Mr. Speaker, on May 11 I asked the environment minister to explain why the Canadian Environment Protection Act amendments proposed by the House of Commons Standing Committee on the Environment and Sustainable Development were being stripped.
I asked the minister to explain why the strong CEPA was being rejected by the Liberal cabinet after one of the lengthiest parliamentary reviews in history, a review that provided a rare opportunity to improve the environmental standards that protect the Canadian public and our environment.
The Canadian Environmental Protection Act, Bill C-32, provides the cornerstone for environmental protection in Canada. The legislation covers toxic substances, air and water pollution, biotechnology, ocean dumping, hazardous wastes, fuel standards, public participation, regulatory enforcement and other environmental matters.
The link between the environment and human health are well proven. The chemical contamination of our air, water and lands are the legacy from the past century. This parliamentary review was a chance to learn from the mistakes of this century and begin the next century with an improved protection law for Canadians.
Throughout the committee proceedings, environment and health groups presented irrefutable evidence and testimony that the legislation offered little, if any, protection for the environment and health of the country.
Point by point and clause by clause, improvements were made to the legislation. Committee members from the New Democratic Party, the Bloc Quebecois, the Progressive Conservatives and some Liberal members initiated a comprehensive non-partisan effort to strengthen the environmental standards in Canada.
The bill, as amended by committee, presented an improvement in standards for our children and future generations. It is unfortunate that these democratic recommendations have been rejected by the Liberal cabinet and the Reform Party.
Under intense pressure from the industry lobbyists many improvements made to improve the Canadian Environmental Protection Act were reversed. A series of motions endorsed by industry lobbyists and proposed by the Liberal Party and the Reform Party removed virtually every committee improvement to the original legislation, including the following points that could have ensured environmental protection for this and future generations.
The first point was the loss of the phase-out consideration. A motion endorsed by the committee called for the phase out, the total elimination of the most persistent and bioaccumulative substances known to man. As of today, the total elimination of these chemicals will not be required in Canada. Only the virtual elimination of toxics substances is offered.
On Monday, I asked the Prime Minister why he, like environmental protection, was becoming a virtual Prime Minister. Virtual is not appreciated.

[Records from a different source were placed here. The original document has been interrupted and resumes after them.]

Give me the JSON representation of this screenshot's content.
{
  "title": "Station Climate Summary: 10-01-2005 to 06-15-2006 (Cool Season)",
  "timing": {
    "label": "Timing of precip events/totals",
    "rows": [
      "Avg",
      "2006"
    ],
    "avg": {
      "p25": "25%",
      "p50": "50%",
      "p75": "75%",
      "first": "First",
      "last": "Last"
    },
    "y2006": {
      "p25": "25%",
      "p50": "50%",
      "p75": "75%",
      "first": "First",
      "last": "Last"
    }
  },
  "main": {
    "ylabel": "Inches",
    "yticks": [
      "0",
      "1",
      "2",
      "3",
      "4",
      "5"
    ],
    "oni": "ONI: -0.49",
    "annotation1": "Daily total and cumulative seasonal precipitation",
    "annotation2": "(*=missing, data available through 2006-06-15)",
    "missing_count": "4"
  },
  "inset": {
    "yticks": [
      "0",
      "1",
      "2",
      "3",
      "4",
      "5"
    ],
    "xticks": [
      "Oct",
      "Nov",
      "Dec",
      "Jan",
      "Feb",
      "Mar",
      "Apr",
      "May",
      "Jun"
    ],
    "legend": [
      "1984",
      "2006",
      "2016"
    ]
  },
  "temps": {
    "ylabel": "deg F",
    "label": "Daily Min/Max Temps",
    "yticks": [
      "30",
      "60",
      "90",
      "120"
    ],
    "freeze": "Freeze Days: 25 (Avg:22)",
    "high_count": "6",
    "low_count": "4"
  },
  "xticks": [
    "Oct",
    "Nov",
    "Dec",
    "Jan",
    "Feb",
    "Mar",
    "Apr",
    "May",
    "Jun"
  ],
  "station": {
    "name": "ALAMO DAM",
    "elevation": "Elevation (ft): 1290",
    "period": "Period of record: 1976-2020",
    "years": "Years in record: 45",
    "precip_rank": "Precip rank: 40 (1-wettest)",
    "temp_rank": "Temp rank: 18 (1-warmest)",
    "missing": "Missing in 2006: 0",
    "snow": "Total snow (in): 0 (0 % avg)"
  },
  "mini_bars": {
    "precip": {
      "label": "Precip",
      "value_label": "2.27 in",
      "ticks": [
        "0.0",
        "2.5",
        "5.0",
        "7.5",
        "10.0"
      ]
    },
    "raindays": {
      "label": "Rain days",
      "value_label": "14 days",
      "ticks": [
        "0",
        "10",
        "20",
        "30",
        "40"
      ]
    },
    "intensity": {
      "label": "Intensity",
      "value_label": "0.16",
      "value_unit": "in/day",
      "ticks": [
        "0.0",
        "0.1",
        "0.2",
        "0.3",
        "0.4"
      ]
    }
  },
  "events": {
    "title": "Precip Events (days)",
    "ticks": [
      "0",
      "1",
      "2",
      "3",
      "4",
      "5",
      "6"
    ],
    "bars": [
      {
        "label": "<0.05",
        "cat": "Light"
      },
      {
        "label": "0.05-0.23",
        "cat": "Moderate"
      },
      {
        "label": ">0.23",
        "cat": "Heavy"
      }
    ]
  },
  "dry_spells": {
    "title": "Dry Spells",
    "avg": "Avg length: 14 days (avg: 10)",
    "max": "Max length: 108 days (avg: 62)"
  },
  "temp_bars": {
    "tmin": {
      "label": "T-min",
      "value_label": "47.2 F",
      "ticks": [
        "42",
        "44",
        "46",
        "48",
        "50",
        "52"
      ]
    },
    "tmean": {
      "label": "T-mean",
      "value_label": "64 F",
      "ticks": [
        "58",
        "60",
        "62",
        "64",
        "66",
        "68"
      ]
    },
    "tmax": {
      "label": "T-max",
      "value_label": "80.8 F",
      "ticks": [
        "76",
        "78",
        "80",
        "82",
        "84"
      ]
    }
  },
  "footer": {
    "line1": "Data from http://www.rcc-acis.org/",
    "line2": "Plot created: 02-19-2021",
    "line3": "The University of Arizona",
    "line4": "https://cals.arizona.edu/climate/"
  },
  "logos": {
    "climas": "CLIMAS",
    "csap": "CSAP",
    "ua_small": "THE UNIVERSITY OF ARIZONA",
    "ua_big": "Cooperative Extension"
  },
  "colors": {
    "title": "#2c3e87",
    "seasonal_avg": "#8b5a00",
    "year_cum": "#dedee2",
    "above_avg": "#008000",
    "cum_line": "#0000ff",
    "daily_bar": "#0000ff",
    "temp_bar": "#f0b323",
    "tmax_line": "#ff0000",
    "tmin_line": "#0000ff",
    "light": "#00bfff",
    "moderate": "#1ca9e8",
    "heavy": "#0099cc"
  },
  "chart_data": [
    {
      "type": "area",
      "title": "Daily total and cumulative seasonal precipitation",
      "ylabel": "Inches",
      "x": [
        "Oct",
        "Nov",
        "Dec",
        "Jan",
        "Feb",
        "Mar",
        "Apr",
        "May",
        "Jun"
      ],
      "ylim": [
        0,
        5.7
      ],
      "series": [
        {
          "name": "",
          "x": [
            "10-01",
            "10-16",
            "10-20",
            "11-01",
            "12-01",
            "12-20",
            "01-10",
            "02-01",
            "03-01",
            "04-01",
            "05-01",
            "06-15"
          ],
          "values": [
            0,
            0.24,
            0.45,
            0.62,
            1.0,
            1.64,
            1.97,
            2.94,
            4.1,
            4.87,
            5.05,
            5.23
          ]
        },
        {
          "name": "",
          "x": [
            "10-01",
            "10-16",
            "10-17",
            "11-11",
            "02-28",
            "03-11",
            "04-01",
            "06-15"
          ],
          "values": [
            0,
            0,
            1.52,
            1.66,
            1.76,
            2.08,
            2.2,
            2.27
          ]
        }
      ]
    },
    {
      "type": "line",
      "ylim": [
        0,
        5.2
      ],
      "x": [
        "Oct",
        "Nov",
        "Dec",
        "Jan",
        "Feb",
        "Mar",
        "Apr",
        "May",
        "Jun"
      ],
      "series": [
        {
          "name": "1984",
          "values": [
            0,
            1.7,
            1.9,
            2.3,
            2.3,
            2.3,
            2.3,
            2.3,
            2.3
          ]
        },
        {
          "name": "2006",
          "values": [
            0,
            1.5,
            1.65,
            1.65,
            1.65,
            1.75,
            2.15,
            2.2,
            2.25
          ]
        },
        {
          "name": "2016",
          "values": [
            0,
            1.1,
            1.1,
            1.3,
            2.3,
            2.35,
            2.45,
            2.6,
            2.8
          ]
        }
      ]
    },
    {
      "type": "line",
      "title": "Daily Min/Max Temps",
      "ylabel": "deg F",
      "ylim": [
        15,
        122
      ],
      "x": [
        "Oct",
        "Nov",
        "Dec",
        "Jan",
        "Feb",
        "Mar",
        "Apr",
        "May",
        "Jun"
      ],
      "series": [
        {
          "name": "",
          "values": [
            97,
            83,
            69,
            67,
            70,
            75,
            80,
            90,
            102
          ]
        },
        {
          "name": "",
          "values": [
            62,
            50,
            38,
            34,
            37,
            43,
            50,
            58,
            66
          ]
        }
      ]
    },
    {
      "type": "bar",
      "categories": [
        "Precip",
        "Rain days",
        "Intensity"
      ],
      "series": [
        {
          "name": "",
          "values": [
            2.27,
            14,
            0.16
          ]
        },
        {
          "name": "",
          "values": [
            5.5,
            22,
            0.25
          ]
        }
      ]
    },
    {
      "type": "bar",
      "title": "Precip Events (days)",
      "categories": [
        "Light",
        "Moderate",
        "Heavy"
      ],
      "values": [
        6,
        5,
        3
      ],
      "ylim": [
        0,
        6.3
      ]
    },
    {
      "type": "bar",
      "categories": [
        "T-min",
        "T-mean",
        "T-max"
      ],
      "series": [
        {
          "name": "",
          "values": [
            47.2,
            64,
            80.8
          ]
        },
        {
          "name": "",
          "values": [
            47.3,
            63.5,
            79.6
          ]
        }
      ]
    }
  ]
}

The second point was that Canadians had lost the basic essence of the precautionary principle. Before measures to protect the environment or human health can be taken, they must be proven to be cost effective. Strings are attached. For example, it was not cost effective to move sick children from living beside a toxic site in Sydney, Nova Scotia until toxic ooze entered their homes. It is not cost effective to clean up millions of tonnes of radioactive waste from leaking into Canada's fourth largest freshwater lake, the Great Bear Lake.
As the Liberal government promises Canadians that water quality is important, its actions say otherwise. It has watered down the environmental standards in Canada.
At a time when Canadians are increasingly concerned about biotechnology and asking for more information and transparency, the Liberal government has passed into law that decisions on biotechnology environment and health risks must be decided by the Liberal cabinet behind closed doors.
As I asked the environment minister, why does the industry wish list come first before children's health?